I successfully tested a LSASS dumping technique on a Windows 10 lab machine, which we encountered on a recent Incident Response engagement (no EDR, default Defender installed).

The "MiniDumpWriteDump" technique, as described here [1], was successful in writing the LSASS process to disk.

However, as soon as I tried to copy the dump to my Kali machine, Defender jumped into action, prohibited access to the LSASS dump, and removed the file to the quarantine. And here is the catch.

I browsed to the following folder:
C:\ProgramData\Microsoft\Windows Defender\Quarantine

In the ResourceData folder, you will find different sub-folders (or not, if Defender never quarantined something on that host), each folder containing a quarantine file.

The files are encrypted with a static key that leaked years ago, and this 10-year-old code snippet is still sufficient to decrypt the files back to their original state. [2]

Long story short: I copied the encrypted file to my Kali machine, decrypted it using the Python code from [2], and extracted the credentials and hashes with pypykatz. [3]

Classic example of "No, it's not enough when your AV blocked or removed a threat". As you can see, an attacker can easily get the LSASS dump, even if Defender removed it from the disk ¯\_(ツ)_/¯

[1 ]https://www.ired.team/offensive-security/credential-access-and-credential-dumping/dumping-lsass-passwords-without-mimikatz-minidumpwritedump-av-signature-bypass
[2] https://raw.githubusercontent.com/malmoeb/DFIR/refs/heads/master/quarantine.py
[3] https://github.com/skelsec/pypykatz

This might be a niche persistence mechanism, but during an investigation, I stumbled upon the following file on a Linux server:

/home/<user>/.config/autostart/set_trusted.desktop

With the following content:

[Desktop Entry]
Encoding=UTF-8
Exec=/usr/bin/set_trusted.sh
Name=Set trusted
Comment=Set desktop file trusted
Terminal=false
OnlyShowIn=GNOME
Type=Application
X-GNOME-Autostart-enabled=true

Do you spot the "exec" command?
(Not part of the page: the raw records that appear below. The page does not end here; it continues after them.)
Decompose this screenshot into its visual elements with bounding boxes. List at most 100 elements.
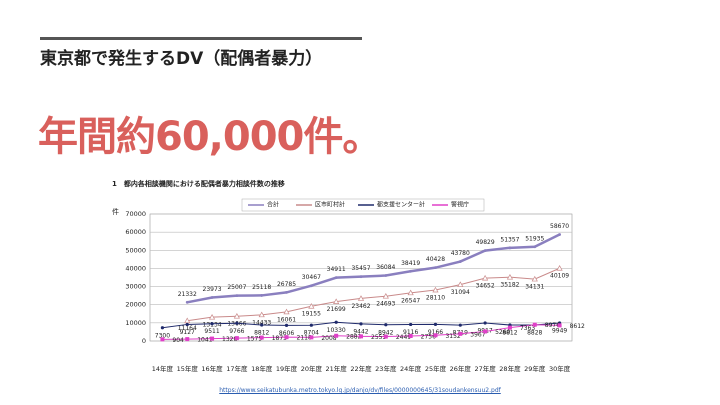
legend-label: 警視庁 (451, 201, 469, 209)
marker (433, 322, 438, 326)
y-tick-label: 60000 (125, 228, 146, 236)
marker (284, 335, 289, 340)
data-label: 38419 (401, 260, 420, 267)
data-label: 9949 (552, 327, 567, 334)
data-label: 36084 (376, 264, 395, 271)
marker (235, 321, 239, 325)
marker (407, 289, 414, 296)
data-label: 1575 (247, 336, 262, 343)
x-tick-label: 14年度 (152, 364, 174, 373)
data-label: 21699 (327, 306, 346, 313)
marker (208, 313, 216, 320)
data-label: 8942 (378, 329, 393, 336)
marker (458, 260, 462, 263)
marker (333, 298, 340, 304)
marker (334, 320, 338, 324)
data-label: 7363 (520, 325, 535, 332)
data-label: 3152 (445, 333, 460, 340)
data-label: 40428 (426, 256, 445, 263)
data-label: 8606 (279, 330, 294, 337)
marker (359, 322, 363, 326)
marker (233, 312, 240, 319)
y-axis-label: 件 (112, 207, 119, 216)
data-label: 49829 (476, 239, 495, 246)
data-label: 2449 (396, 334, 411, 341)
data-label: 58670 (550, 223, 569, 230)
marker (483, 329, 488, 334)
x-tick-label: 22年度 (350, 364, 372, 373)
x-tick-label: 18年度 (251, 364, 273, 373)
marker (558, 233, 561, 236)
marker (482, 274, 489, 281)
marker (334, 333, 339, 338)
marker (309, 335, 314, 340)
data-label: 1328 (222, 336, 237, 343)
data-label: 19155 (302, 311, 321, 318)
marker (309, 323, 313, 327)
marker (160, 326, 165, 330)
header-rule (40, 37, 362, 40)
data-label: 2882 (346, 333, 361, 340)
marker (284, 323, 289, 327)
data-label: 9116 (403, 329, 418, 336)
marker (506, 273, 514, 280)
data-label: 16061 (277, 316, 296, 323)
data-label: 23462 (351, 303, 370, 310)
data-label: 3967 (470, 331, 485, 338)
data-label: 5260 (495, 329, 510, 336)
x-tick-label: 27年度 (474, 364, 496, 373)
marker (309, 284, 313, 288)
x-tick-label: 25年度 (425, 364, 447, 373)
marker (258, 311, 265, 318)
data-label: 2118 (297, 335, 312, 342)
source-link[interactable]: https://www.seikatubunka.metro.tokyo.lg.… (219, 387, 501, 394)
data-label: 8612 (570, 323, 585, 330)
data-label: 51935 (525, 235, 544, 242)
data-label: 2008 (321, 335, 336, 342)
data-label: 26785 (277, 281, 296, 288)
marker (210, 296, 214, 299)
y-tick-label: 70000 (125, 210, 146, 218)
marker (285, 291, 288, 294)
x-tick-label: 29年度 (524, 364, 546, 373)
marker (384, 274, 388, 277)
data-label: 26547 (401, 297, 420, 304)
y-tick-label: 20000 (125, 301, 146, 309)
marker (210, 322, 214, 326)
data-label: 9442 (353, 328, 368, 335)
marker (308, 303, 315, 309)
x-tick-label: 26年度 (450, 364, 472, 373)
marker (359, 275, 363, 279)
marker (508, 246, 512, 250)
x-tick-label: 19年度 (276, 364, 298, 373)
data-label: 7300 (155, 332, 170, 339)
marker (259, 335, 264, 340)
data-label: 9766 (229, 328, 244, 335)
x-tick-label: 20年度 (301, 364, 323, 373)
x-tick-label: 21年度 (326, 364, 348, 373)
y-tick-label: 40000 (125, 264, 146, 272)
data-label: 25118 (252, 284, 271, 291)
y-tick-label: 50000 (125, 246, 146, 254)
headline: 年間約60,000件。 (38, 114, 382, 160)
marker (409, 322, 413, 327)
marker (235, 294, 239, 298)
x-tick-label: 28年度 (499, 364, 521, 373)
series-line (186, 233, 561, 304)
marker (483, 321, 487, 325)
data-label: 31094 (451, 289, 470, 296)
data-label: 34911 (327, 266, 346, 273)
data-label: 904 (172, 337, 184, 344)
x-tick-label: 23年度 (375, 364, 397, 373)
data-label: 9166 (428, 329, 443, 336)
data-label: 35457 (351, 265, 370, 272)
slide-header: 東京都で発生するDV（配偶者暴力） (40, 49, 323, 69)
marker (260, 323, 264, 327)
x-tick-label: 16年度 (201, 364, 223, 373)
marker (409, 269, 413, 273)
marker (532, 322, 537, 327)
data-label: 28110 (426, 295, 445, 302)
data-label: 8812 (502, 330, 517, 337)
y-tick-label: 0 (142, 337, 146, 345)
An attacker could replace the legitimate path to the "set_trusted.sh" file with an arbitrary file, thereby (potentially?) gaining code execution whenever the user logs in.

I don't know how widespread that feature is, and how many distributions are supporting it (Nautilus?), but maybe it will come in handy for someone :)

This might come in handy as an "Evidence of Execution" artifact, although I'm not sure when exactly DCOM will log this entry (example below from a recent case, showcasing the execution of Advanced IP Scanner by the attacker):

Source: Microsoft-Windows-DistributedCOM
Event ID: 10028

"DCOM was unable to communicate with the computer 172.17.4.12 using any of the configured protocols; requested by PID 1a68 (C:\Users\<user>\AppData\Local\Temp\4\Advanced IP Scanner 2\advanced_ip_scanner.exe)."